Monday, March 2, 2015

Dunia Termodifikasi

Source : freewallpaperwide.com 
Saya teringat. Dalam dunia ‘training motivasi’ berlaku aturan ‘dunia yang dikondisikan’. Dunia kecil yang anda masuki, sejak anda mulai melangkahkan kaki ke meja pendaftaran sebelum memasuki ruangan tempat training motivasi dilaksanakan.

Dimulai dengan panitia yang dilatih untuk selalu cerah ceria harum mewangi sepanjang masa. Yang menyambut anda dengan sapaan ramah[1], poster dan banner di dinding dengan kata-kata motivasi yang menguatkan[2]. Hingga mc yang menyambut hadirin dan mengarahkan suasana dengan semangat dan (lagi-lagi) ucapan kalimat terpilih. Jangan lupakan, musik yang menggelegar dan memberi semangat.
Bahkan sebagian[3] pelaku bisnis training motivasi mengkondisikan trainingnya sebegitu detil, seperti musisi yang memainkan alat musiknya.
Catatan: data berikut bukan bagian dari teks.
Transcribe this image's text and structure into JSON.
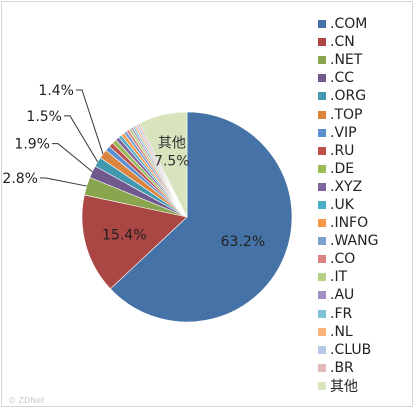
{
  "chart_data": {
    "type": "pie",
    "title": "",
    "categories": [
      ".COM",
      ".CN",
      ".NET",
      ".CC",
      ".ORG",
      ".TOP",
      ".VIP",
      ".RU",
      ".DE",
      ".XYZ",
      ".UK",
      ".INFO",
      ".WANG",
      ".CO",
      ".IT",
      ".AU",
      ".FR",
      ".NL",
      ".CLUB",
      ".BR",
      "其他"
    ],
    "values": [
      63.2,
      15.4,
      2.8,
      1.9,
      1.5,
      1.4,
      0.8,
      0.7,
      0.7,
      0.6,
      0.5,
      0.5,
      0.5,
      0.4,
      0.4,
      0.3,
      0.3,
      0.3,
      0.3,
      0.3,
      7.5
    ],
    "value_labels": [
      "63.2%",
      "15.4%",
      "2.8%",
      "1.9%",
      "1.5%",
      "1.4%",
      "",
      "",
      "",
      "",
      "",
      "",
      "",
      "",
      "",
      "",
      "",
      "",
      "",
      "",
      "7.5%"
    ],
    "colors": [
      "#4573a7",
      "#aa4643",
      "#89a54e",
      "#71588f",
      "#4198af",
      "#db843d",
      "#5b8fd0",
      "#c0504d",
      "#9bbb59",
      "#8064a2",
      "#4bacc6",
      "#f79646",
      "#7f9fcf",
      "#d9827f",
      "#b7d085",
      "#a38fc1",
      "#7fc4d8",
      "#fab27b",
      "#b7c7e6",
      "#e3b7b6",
      "#d7e4bd"
    ],
    "legend_position": "right"
  },
  "footer_caption": "© ZDNet"
}
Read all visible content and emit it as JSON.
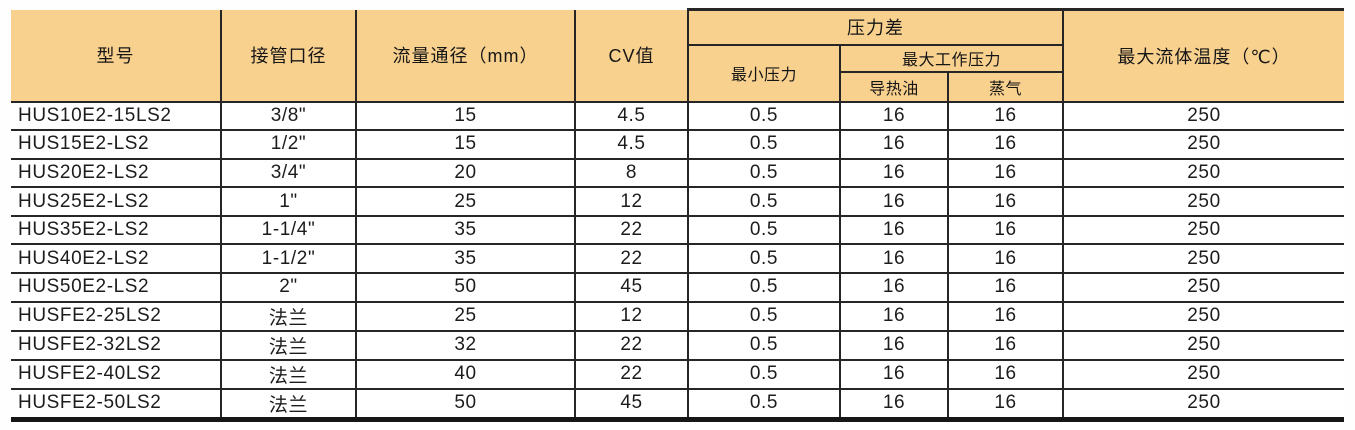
{
  "table": {
    "headers": {
      "model": "型号",
      "pipe_size": "接管口径",
      "flow_diameter": "流量通径（mm）",
      "cv": "CV值",
      "pressure_diff_group": "压力差",
      "min_pressure": "最小压力",
      "max_working_pressure_group": "最大工作压力",
      "heat_transfer_oil": "导热油",
      "steam": "蒸气",
      "max_fluid_temp": "最大流体温度（℃）"
    },
    "rows": [
      [
        "HUS10E2-15LS2",
        "3/8\"",
        "15",
        "4.5",
        "0.5",
        "16",
        "16",
        "250"
      ],
      [
        "HUS15E2-LS2",
        "1/2\"",
        "15",
        "4.5",
        "0.5",
        "16",
        "16",
        "250"
      ],
      [
        "HUS20E2-LS2",
        "3/4\"",
        "20",
        "8",
        "0.5",
        "16",
        "16",
        "250"
      ],
      [
        "HUS25E2-LS2",
        "1\"",
        "25",
        "12",
        "0.5",
        "16",
        "16",
        "250"
      ],
      [
        "HUS35E2-LS2",
        "1-1/4\"",
        "35",
        "22",
        "0.5",
        "16",
        "16",
        "250"
      ],
      [
        "HUS40E2-LS2",
        "1-1/2\"",
        "35",
        "22",
        "0.5",
        "16",
        "16",
        "250"
      ],
      [
        "HUS50E2-LS2",
        "2\"",
        "50",
        "45",
        "0.5",
        "16",
        "16",
        "250"
      ],
      [
        "HUSFE2-25LS2",
        "法兰",
        "25",
        "12",
        "0.5",
        "16",
        "16",
        "250"
      ],
      [
        "HUSFE2-32LS2",
        "法兰",
        "32",
        "22",
        "0.5",
        "16",
        "16",
        "250"
      ],
      [
        "HUSFE2-40LS2",
        "法兰",
        "40",
        "22",
        "0.5",
        "16",
        "16",
        "250"
      ],
      [
        "HUSFE2-50LS2",
        "法兰",
        "50",
        "45",
        "0.5",
        "16",
        "16",
        "250"
      ]
    ]
  },
  "colors": {
    "header_bg": "#f9d18f",
    "rule": "#262626",
    "text": "#1c1c1c"
  }
}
Mengatur komposisi warna, cahaya, gambar suara, bahkan mengatur hingga berapa lama waktu yang ideal untuk diam. Intonasi suara juga diatur.

Ada yang memang sengaja mematikan lampu pada sesi tertentu. Untuk mengisolasi perasaan peserta, untuk menciptakan ruang pribadi, sehingga tidak terlalu terpengaruh oleh tatapan orang lain, karena untuk membangun motivasi diri, memang harus dimulai dari berdamai dengan diri sendiri, dan itu susah kalau tak bisa jujur. Dan percayalah, susah jujur bila dipelototin oleh peserta yang lain.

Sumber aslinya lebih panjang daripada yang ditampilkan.